Палата ждала, пока Роуз окончательно отплывет и сеанс приблизится к концу, а эмбарго закрепится в стране и не будет видно никакой альтернативы, кроме войны; затем медленно и неохотно начала свои отречения. 4 апреля Джон Клоптон из Виргинии [166] признал, что в 1798 году голосовал против армии. Его оправданием изменения своего голоса было то, что в 1798 году он считал, что нет оснований опасаться войны, в то время как в 1808 году он видел мало оснований надеяться на мир. И все же он голосовал за новые полки лишь потому, что их было так мало; и даже в случае реальной войны «он едва ли мог вообразить, что его можно склонить признать целесообразность увеличения регулярных сил до числа, значительно превышающего то, каким они будут» в соответствии с настоящим законопроектом. Клоптону ответил Рэндольф, который горячо выступал против новой армии по тем же причинам, которые заставили его выступить против старой. За Рэндольфом последовал Джордж М. Трупа из Джорджии — молодой человек, не бывший тогда столь заметным, каким ему было суждено стать, — который заявил, что никто не питает большей уверенности, чем он испытывает в ополчении; но «хорошо известно, что нынешняя несовершенная система ополчения по крайней мере в нашей части страны никуда не годится»; и небольшая кадровая армия была не опасна, а необходима, потому что она сохранит мир, готовясь к войне. [167] Смили из Пенсильвании добавил еще одну причину. Он утверждал, что Джон Рэндольф выступал за набор войск в 1805 году для защиты южной границы «от испанских набегов и оскорблений». Смили тогда возражал против предложения, и Палата отклонила его, но для Смили довод о том, что Рэндольф когда-то выступал за увеличение армии, казался решающим.
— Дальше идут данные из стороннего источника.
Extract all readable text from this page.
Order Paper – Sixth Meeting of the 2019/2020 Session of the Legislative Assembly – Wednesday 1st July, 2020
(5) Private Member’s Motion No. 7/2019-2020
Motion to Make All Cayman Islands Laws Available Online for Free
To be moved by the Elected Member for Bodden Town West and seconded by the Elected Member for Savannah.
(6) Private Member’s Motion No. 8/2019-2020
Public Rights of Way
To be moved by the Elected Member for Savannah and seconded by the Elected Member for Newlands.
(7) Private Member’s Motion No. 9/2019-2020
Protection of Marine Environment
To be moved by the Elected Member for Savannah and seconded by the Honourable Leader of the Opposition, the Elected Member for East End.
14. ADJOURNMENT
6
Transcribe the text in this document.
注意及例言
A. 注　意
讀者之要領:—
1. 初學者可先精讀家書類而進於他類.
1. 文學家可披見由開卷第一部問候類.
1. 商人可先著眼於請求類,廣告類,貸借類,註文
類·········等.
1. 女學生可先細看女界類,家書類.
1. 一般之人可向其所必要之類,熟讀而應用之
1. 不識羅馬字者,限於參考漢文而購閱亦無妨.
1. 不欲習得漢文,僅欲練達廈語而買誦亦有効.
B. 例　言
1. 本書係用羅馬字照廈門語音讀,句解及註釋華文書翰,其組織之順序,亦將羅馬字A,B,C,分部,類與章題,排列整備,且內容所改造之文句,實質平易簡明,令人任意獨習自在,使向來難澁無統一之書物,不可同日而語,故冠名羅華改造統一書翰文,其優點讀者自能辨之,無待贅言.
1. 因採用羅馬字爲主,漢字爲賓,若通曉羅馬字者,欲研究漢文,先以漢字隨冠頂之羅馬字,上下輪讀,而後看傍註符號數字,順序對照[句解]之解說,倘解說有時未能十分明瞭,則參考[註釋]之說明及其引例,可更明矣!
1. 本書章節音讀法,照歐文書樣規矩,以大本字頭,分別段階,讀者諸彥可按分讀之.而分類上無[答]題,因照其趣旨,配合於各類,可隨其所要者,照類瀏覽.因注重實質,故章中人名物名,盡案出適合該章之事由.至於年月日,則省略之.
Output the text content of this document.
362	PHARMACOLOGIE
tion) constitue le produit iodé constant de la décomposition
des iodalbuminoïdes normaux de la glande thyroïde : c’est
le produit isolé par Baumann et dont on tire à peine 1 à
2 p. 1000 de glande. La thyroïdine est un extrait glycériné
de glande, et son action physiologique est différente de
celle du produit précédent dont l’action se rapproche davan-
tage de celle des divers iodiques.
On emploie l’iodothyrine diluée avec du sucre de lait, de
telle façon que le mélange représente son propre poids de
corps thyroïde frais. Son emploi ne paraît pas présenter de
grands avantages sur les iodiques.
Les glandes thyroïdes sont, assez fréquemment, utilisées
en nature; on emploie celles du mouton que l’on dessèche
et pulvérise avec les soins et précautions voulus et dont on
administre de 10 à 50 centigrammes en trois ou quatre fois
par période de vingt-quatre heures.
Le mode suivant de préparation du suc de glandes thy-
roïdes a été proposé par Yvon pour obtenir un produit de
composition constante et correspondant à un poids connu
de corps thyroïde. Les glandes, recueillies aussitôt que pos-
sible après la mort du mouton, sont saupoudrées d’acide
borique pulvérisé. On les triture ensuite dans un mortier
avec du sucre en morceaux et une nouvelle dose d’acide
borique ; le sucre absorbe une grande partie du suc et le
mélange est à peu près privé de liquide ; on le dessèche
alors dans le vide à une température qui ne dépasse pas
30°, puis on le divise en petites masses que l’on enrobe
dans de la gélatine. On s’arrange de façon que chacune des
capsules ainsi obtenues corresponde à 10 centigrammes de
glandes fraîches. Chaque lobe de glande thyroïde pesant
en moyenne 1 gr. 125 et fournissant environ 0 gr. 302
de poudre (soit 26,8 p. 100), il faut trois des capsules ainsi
После этого слово взял весьма уважаемый член от Южной Каролины — Дэвид Р. Уильямс, один из друзей Рэндольфа. [168] Он не мог заставить себя проголосовать за законопроект, потому что никакая половинчатая мера не годилась. Война потребовала бы не шести, а шестидесяти тысяч человек; оборонительные армии были хуже, чем никакие, ни в войне, ни в мирное время. Аргумент Уильямса был настолько очевидно слабым, что не смог убедить даже Мэйкона, который голосовал против двенадцати полков в 1798 году, но намеревался изменить свою позицию и верил, что способен доказать свою последовательность. Противореча самому законопроекту, он утверждал, что новая армия не является мирным истеблишментом; если бы это было так, он бы за нее не голосовал. Он осудил максиму о том, что для сохранения мира нации должны быть готовы к войне, и заявил, что между 1798 и 1808 годами не существует никакой аналогии, ибо в 1808 году Америка подверглась нападению со стороны иностранных держав, в то время как в 1798 году она сама нападала на них. [169]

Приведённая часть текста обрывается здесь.